Considerada a maior pesquisa sobre parto realizada no país, Nascer no Brasil, divulgada recentemente pelo MS e pela Fiocruz, entrevistou 23.894 mulheres atendidas em maternidades públicas, privadas ou conveniadas ao Sistema Único de Saúde (SUS), entre fevereiro de 2011 e outubro de 2012. Foram coletados dados em 266 hospitais de 191 municípios, incluindo todas as capitais e cidades do interior de todos os estados. Os resultados comprovam que não há recuo nas cesáreas.

 

Quase um milhão de mulheres são submetidas a parto cirúrgico todos os anos, mesmo sem indicação médica adequada, inclusive adolescentes, cuja taxa atingiu 42%. Segundo a coordenadora da pesquisa, a epidemiologista Maria do Carmo Leal, não há justificativas clínicas para percentuais tão elevados. Essas cirurgias, continua, expõem as mulheres e os bebês a riscos desnecessários e aumentam os gastos do país com saúde. O estudo mostrou que quase 70% das entrevistadas desejavam o parto vaginal no início da gravidez, mas poucas são apoiadas nessa decisão durante a gestação e muitas são induzidas pelos próprios obstetras.

 

Esse excesso de cesarianas produziu outro problema: a proporção elevada de bebês retirados antes da hora. Isso os expõe a maiores riscos, inclusive com internações mais frequentes em UTIs neonatais. A pesquisa indicou que 35% dos bebês brasileiros nasceram com 37 ou 38 semanas de gestação, ou seja, no limite da prematuridade. Se tivessem alcançado 39 semanas ou mais de gestação, respeitado o tempo normal de nascimento, eles poderiam ganhar mais peso e mais resistência para chegar ao mundo. O estudo apontou também que a taxa de prematuros (antes de 37 semanas) atinge 11,5%, proporção, por exemplo, 60% mais alta do que na Inglaterra.

 

Reação no Congresso

 

Essa situação alarmante e o caso Adelir, o único a ter interferência judicial para obrigar uma mulher em trabalho de parto a fazer cesárea, contribuíram para reacender os debates no Congresso. Na terça-feira passada, a pedido das senadoras Ana Rita (PT-ES) e Vanessa Grazziotin (PCdoB-AM), audiência conjunta da Comissão de Direitos Humanos e Legislação Participativa (CDH) e da Comissão de Assuntos Sociais (CAS) iniciou o ciclo de discussões no Senado.
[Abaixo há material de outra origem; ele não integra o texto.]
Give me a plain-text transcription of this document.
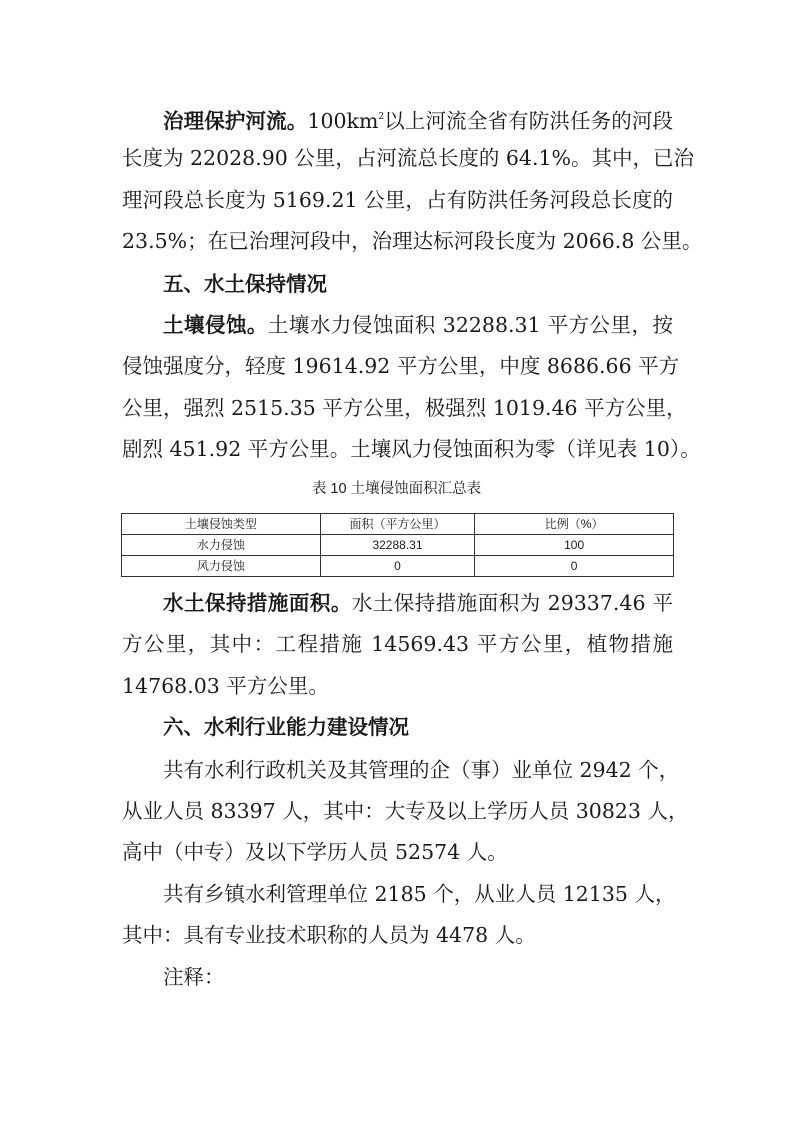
治理保护河流。$100km^2$以上河流全省有防洪任务的河段
长度为 22028.90 公里，占河流总长度的 64.1%。其中，已治
理河段总长度为 5169.21 公里，占有防洪任务河段总长度的
23.5%；在已治理河段中，治理达标河段长度为 2066.8 公里。
五、水土保持情况
土壤侵蚀。土壤水力侵蚀面积 32288.31 平方公里，按
侵蚀强度分，轻度 19614.92 平方公里，中度 8686.66 平方
公里，强烈 2515.35 平方公里，极强烈 1019.46 平方公里，
剧烈 451.92 平方公里。土壤风力侵蚀面积为零（详见表 10）。
表 10 土壤侵蚀面积汇总表
土壤侵蚀类型	面积（平方公里）	比例（%）
水力侵蚀	32288.31	100
风力侵蚀	0	0
水土保持措施面积。水土保持措施面积为 29337.46 平
方公里，其中：工程措施 14569.43 平方公里，植物措施
14768.03 平方公里。
六、水利行业能力建设情况
共有水利行政机关及其管理的企（事）业单位 2942 个，
从业人员 83397 人，其中：大专及以上学历人员 30823 人，
高中（中专）及以下学历人员 52574 人。
共有乡镇水利管理单位 2185 个，从业人员 12135 人，
其中：具有专业技术职称的人员为 4478 人。
注释：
No começo de maio, a Comissão de Direitos Humanos da Câmara realizou o Seminário Faces da Violência contra a Mulher.

 

As duas Casas se debruçaram sobre temas importantes, como violência obstétrica; desrespeito à mulher em decisões sobre seu corpo, prevalecendo opiniões médicas, como no caso Adelir; falhas das faculdades que continuam jogando no mercado profissionais desatualizados e despreparados; ausência ou pouca informação que oriente a mulher nas suas escolhas; ganhos econômicos e financeiros desse tipo de assistência; e a necessidade de resgatar as experiências positivas de um modelo que foi sendo substituído, progressivamente, a partir dos anos 70.

 

Atenção Domiciliar

 

Até meados do século 20, os brasileiros vinham ao mundo pelas mãos de obstetrizes e parteiras. Os partos normais prevaleciam. Eram poucas as cesáreas. Segundo estudo citado no documento Saúde Brasil, do MS, a assistência à mulher no Rio de Janeiro, entre 1920 e 1960, capital do país na época, se organizava de quatro formas: Serviço Obstétrico Domiciliar (SOD) do modelo sanitarista, proposta filantrópica das damas da sociedade, assistência hospitalar individualizada e assistência obstétrica integrada, que consistia de uma rede, espalhada nos diversos bairros da cidade, de consultórios de pré-natal acoplados a consultórios de higiene infantil, ambos articulados com uma maternidade e com um SOD.

 

Muitos fatores influíram para tirar o protagonismo da mulher no momento mais especial de sua vida. Um deles foi o avanço da tecnologia. Isso fez com que o médico não pudesse ir mais à casa das gestantes com uma simples maleta. “O cuidado médico foi se sofisticando e as gestantes passaram a ter que ir ao hospital para fazer determinados procedimentos”, explica a médica e professora de Saúde Coletiva da Universidade de Brasília (UnB) Daphne Rattner, presidente da Rede de Humanização do Parto e do Nascimento (ReHuNa), entrevistada pelo Jornal do Senado.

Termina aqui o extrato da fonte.